All individual G-tests are significant (FDR corrected p-value < 0.001), demonstrating that the left bias occurs in all 10 hosts.

`g.test(simulated_asymmetry_inconsistent_bias)`

```
## $summary
## Test df G p
## 1 Pooled 1 0.0784249 7.794434e-01
## 2 Heterogeneity 9 104.2800180 2.137462e-18
## 3 Total 10 104.3584429 7.287066e-18
##
## $hosts
## Host Left Right G p BH Holm
## 1 1 105 117 0.64896489 4.204830e-01 5.256038e-01 1.000000e+00
## 2 2 200 142 9.88395833 1.667259e-03 5.557530e-03 1.333807e-02
## 3 3 74 195 56.42992255 5.823735e-14 5.823735e-13 5.823735e-13
## 4 4 172 182 0.28252346 5.950520e-01 6.611689e-01 1.000000e+00
## 5 5 88 84 0.09303164 7.603579e-01 7.603579e-01 1.000000e+00
## 6 6 194 140 8.76897735 3.063972e-03 7.659930e-03 2.144780e-02
## 7 7 199 166 2.98763967 8.390238e-02 1.398373e-01 4.195119e-01
## 8 8 75 106 5.33565903 2.089344e-02 4.178688e-02 1.253606e-01
## 9 9 157 187 2.61960554 1.055507e-01 1.507867e-01 4.222027e-01
## 10 10 178 108 17.30816045 3.178191e-05 1.589095e-04 2.860372e-04
```

In this example some hosts have many more parasites on the left than right, whereas others have more on the right than left.

The hetereogeneity and total G-test statistics are both highly significant, but the pooled G-test is not significant at \(\alpha = 0.05\).

- A significant total G-test statistic indicates that overall the parasite distributions deviate from symmetry in some way.
- A non-significant pooled G-test shows there is no evidence of bias towards one side.
- A significant heterogeneity G-test reveals that the proportion of parasites on the left and right sides varies from host to host.

If we choose an FDR adjusted p-value of 0.05 as our significance threshold, we find five of ten hosts have asymmetric distributions of parasites.
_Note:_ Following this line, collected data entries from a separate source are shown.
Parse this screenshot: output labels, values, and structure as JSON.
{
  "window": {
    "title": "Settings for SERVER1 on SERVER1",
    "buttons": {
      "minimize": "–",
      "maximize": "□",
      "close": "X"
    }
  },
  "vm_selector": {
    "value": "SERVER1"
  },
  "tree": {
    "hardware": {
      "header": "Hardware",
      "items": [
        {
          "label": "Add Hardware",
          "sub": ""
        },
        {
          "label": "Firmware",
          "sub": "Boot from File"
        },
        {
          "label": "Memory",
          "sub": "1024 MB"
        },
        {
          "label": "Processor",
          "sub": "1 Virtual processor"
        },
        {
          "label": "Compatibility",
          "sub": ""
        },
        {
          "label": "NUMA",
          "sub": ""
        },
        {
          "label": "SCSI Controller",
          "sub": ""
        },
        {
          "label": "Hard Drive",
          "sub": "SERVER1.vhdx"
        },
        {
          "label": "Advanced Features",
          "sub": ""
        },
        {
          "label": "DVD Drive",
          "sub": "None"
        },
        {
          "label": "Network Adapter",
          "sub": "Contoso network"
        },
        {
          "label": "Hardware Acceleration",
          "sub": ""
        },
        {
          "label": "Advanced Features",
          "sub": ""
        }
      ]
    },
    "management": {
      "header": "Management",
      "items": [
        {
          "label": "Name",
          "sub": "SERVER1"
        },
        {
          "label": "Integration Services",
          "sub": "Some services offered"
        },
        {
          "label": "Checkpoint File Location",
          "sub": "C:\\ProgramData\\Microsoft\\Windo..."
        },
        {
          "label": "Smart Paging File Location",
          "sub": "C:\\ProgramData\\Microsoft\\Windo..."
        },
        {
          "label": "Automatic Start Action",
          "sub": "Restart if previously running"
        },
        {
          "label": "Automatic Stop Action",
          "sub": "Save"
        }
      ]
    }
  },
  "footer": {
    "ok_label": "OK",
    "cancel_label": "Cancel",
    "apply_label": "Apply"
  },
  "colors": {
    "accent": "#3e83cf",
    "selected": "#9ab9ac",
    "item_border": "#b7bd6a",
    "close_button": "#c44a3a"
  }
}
Of these five, three show a left bias and two a right bias. This is an example of inconsistent bias.

Benjamini, Y., and Y. Hochberg. 1995. “Controlling the False Discovery Rate: A Practical and Powerful Approach to Multiple Testing.” *Journal of the Royal Statistical Society B* 57: 289–300.

Holm, S. 1979. “A Simple Sequentially Rejective Multiple Test Procedure.” *Scandinavian Journal of Statistics* 6: 65–70.

Sokal, R.R., and F.J. Rohlf. 1995. *Biometry*. 3rd ed. New York: W.H. Freeman; Company.